Roanoke Times Copyright (c) 1995, Landmark Communications, Inc. DATE: SUNDAY, July 30, 1995 TAG: 9507280078 SECTION: EDITORIAL PAGE: F-2 EDITION: METRO SOURCE: DATELINE: LENGTH: Medium
Polls show most Americans - including some women and members of ethnic minorities heretofore favoring them - now oppose affirmative-action programs.
The U.S. Supreme Court overturns some federal set-asides for minority-owned contractors, a lower court's school-integration plan in Kansas City and the practice of drawing congressional districts with race as the principal factor.
The University of California regents, following Gov. Pete Wilson's urgings, vote to end the gender- and ethnic-based reservation of some admissions slots for groups that otherwise would be underrepresented in proportion to their percentage of the population.

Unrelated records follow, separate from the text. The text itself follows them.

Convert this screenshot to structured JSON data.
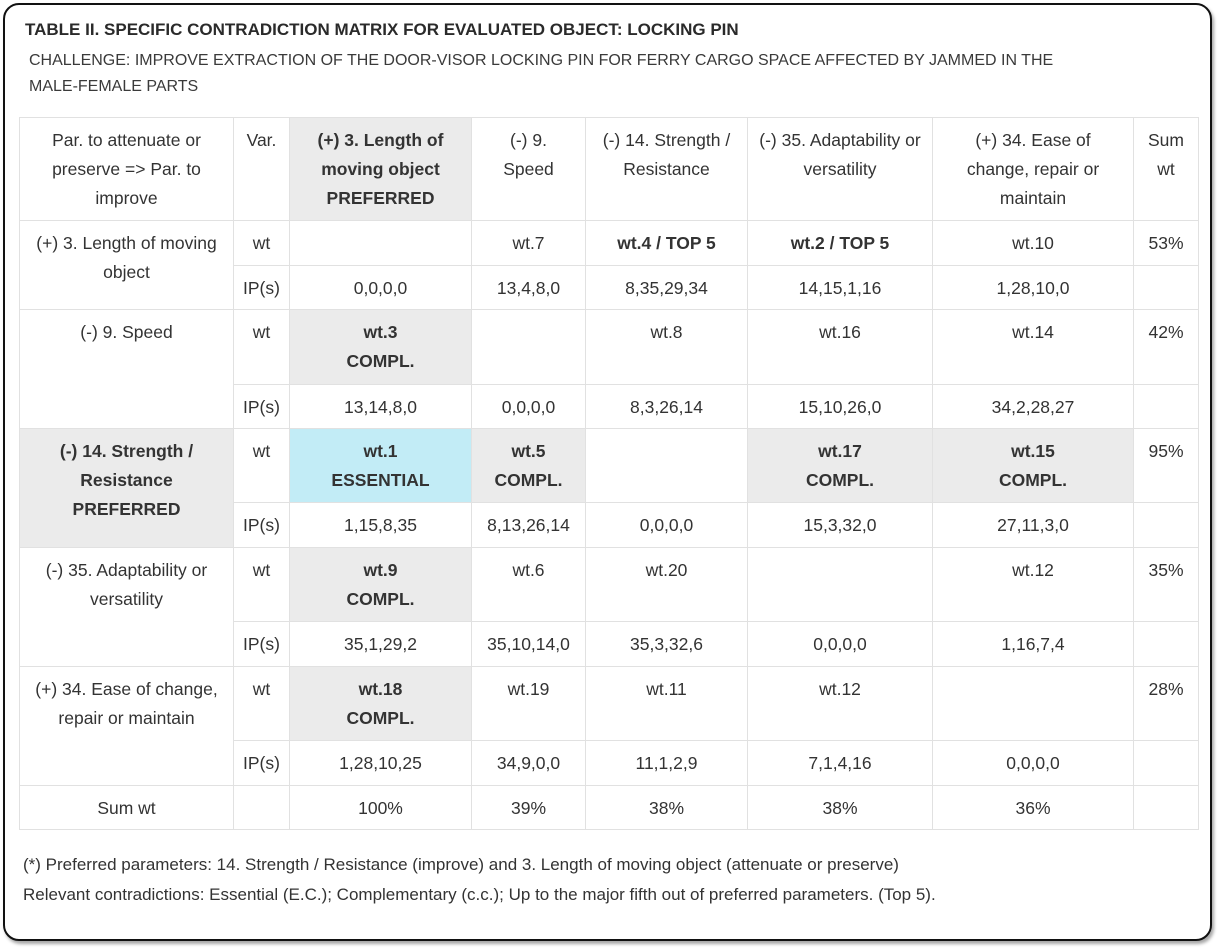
{
  "title": "TABLE II. SPECIFIC CONTRADICTION MATRIX FOR EVALUATED OBJECT: LOCKING PIN",
  "subtitle": "CHALLENGE: IMPROVE EXTRACTION OF THE DOOR-VISOR LOCKING PIN FOR FERRY CARGO SPACE AFFECTED BY JAMMED IN THE MALE-FEMALE PARTS",
  "header": {
    "corner": "Par. to attenuate or preserve => Par. to improve",
    "var": "Var.",
    "col1": "(+) 3. Length of moving object PREFERRED",
    "col2": "(-) 9. Speed",
    "col3": "(-) 14. Strength / Resistance",
    "col4": "(-) 35. Adaptability or versatility",
    "col5": "(+) 34. Ease of change, repair or maintain",
    "sum": "Sum wt"
  },
  "rows": [
    {
      "label": "(+) 3. Length of moving object",
      "wt_label": "wt",
      "ip_label": "IP(s)",
      "wt": [
        "",
        "wt.7",
        "wt.4 / TOP 5",
        "wt.2 / TOP 5",
        "wt.10"
      ],
      "ip": [
        "0,0,0,0",
        "13,4,8,0",
        "8,35,29,34",
        "14,15,1,16",
        "1,28,10,0"
      ],
      "sum": "53%"
    },
    {
      "label": "(-) 9. Speed",
      "wt_label": "wt",
      "ip_label": "IP(s)",
      "wt": [
        "wt.3 COMPL.",
        "",
        "wt.8",
        "wt.16",
        "wt.14"
      ],
      "ip": [
        "13,14,8,0",
        "0,0,0,0",
        "8,3,26,14",
        "15,10,26,0",
        "34,2,28,27"
      ],
      "sum": "42%"
    },
    {
      "label": "(-) 14. Strength / Resistance PREFERRED",
      "wt_label": "wt",
      "ip_label": "IP(s)",
      "wt": [
        "wt.1 ESSENTIAL",
        "wt.5 COMPL.",
        "",
        "wt.17 COMPL.",
        "wt.15 COMPL."
      ],
      "ip": [
        "1,15,8,35",
        "8,13,26,14",
        "0,0,0,0",
        "15,3,32,0",
        "27,11,3,0"
      ],
      "sum": "95%"
    },
    {
      "label": "(-) 35. Adaptability or versatility",
      "wt_label": "wt",
      "ip_label": "IP(s)",
      "wt": [
        "wt.9 COMPL.",
        "wt.6",
        "wt.20",
        "",
        "wt.12"
      ],
      "ip": [
        "35,1,29,2",
        "35,10,14,0",
        "35,3,32,6",
        "0,0,0,0",
        "1,16,7,4"
      ],
      "sum": "35%"
    },
    {
      "label": "(+) 34. Ease of change, repair or maintain",
      "wt_label": "wt",
      "ip_label": "IP(s)",
      "wt": [
        "wt.18 COMPL.",
        "wt.19",
        "wt.11",
        "wt.12",
        ""
      ],
      "ip": [
        "1,28,10,25",
        "34,9,0,0",
        "11,1,2,9",
        "7,1,4,16",
        "0,0,0,0"
      ],
      "sum": "28%"
    }
  ],
  "sum_row": {
    "label": "Sum wt",
    "values": [
      "100%",
      "39%",
      "38%",
      "38%",
      "36%"
    ]
  },
  "notes": {
    "line1": "(*) Preferred parameters: 14. Strength / Resistance (improve) and 3. Length of moving object (attenuate or preserve)",
    "line2": "Relevant contradictions: Essential (E.C.); Complementary (c.c.); Up to the major fifth out of preferred parameters. (Top 5)."
  }
}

Has America's second Reconstruction come to an end? In the latter decades of the 20th century, has the post-World War II fight for racial (and gender) justice petered out, just as the post-Civil War effort for racial (though not gender) justice petered out in the latter decades of the 19th?
Before issuing a death certificate, a couple of points are worth bearing in mind:
"Affirmative action" is an elastic phrase, with public attitudes toward it properly varying with the particulars.
The issue is not so much whether people should be treated as groups or as individuals, as it is which kinds of groups are constitutionally valid and legislatively wise, and which kinds are not.
Affirmative action can mean "hard" programs like the federal set-asides, overturned by the high court, under which a minority-owned (sometimes in name only) firm could win a contract without offering the lowest price in competitive bidding. These programs, polls show, are widely disliked.
But it can also mean "soft" programs, like a private-sector employer's efforts to expand its talent pool beyond traditional good-old-boy networks. When described in terms of widening opportunities, polls also show, affirmative action rightly wins public approval.
Meanwhile, the Supreme Court has continued to allow, at least hypothetically, the hardest of affirmative-action efforts as remedies directly linked to specific instances of discrimination. This is appropriate, too.
At the same time, new forms of affirmative action may be on the way - based not on improving opportunities for racial minorities as such, but rather on improving opportunities for the economically disadvantaged.
In his recent address on affirmative action, for example, President Clinton spoke of set-asides based not on race or gender but on whether the firm were located in an economically depressed area - a proposal resembling the enterprise-zone concept identified with Republicans like Jack Kemp. The California regents are supplanting the race- and gender-oriented admissions program with one to promote economically and socially diverse student bodies - a good idea.
Affirmative action based on socioeconomic disadvantage presumably would pass constitutional muster more easily because that sort of grouping is not subject to the "strict scrutiny," in the jargon of constitutional law, that racial distinctions are.
Economic-based affirmative action also has the virtue of flexibility. One source of discontent now is that, because ethnic background and gender don't change with life's fortunes, affirmative action in its current form can provide preferences to people who in fact enjoy ample opportunities for success.
Economics-based programs pose difficulties of their own; moving to broaden opportunity inevitably is messy. But allowing inequality of opportunity to persist and grow and rigidify in America would produce far messier situations. To work, economic-based affirmative action must reflect honest effort, and not simply serve as an excuse to perpetuate racial and gender privilege. We have a long, long way still to go to make America a land of equal opportunity.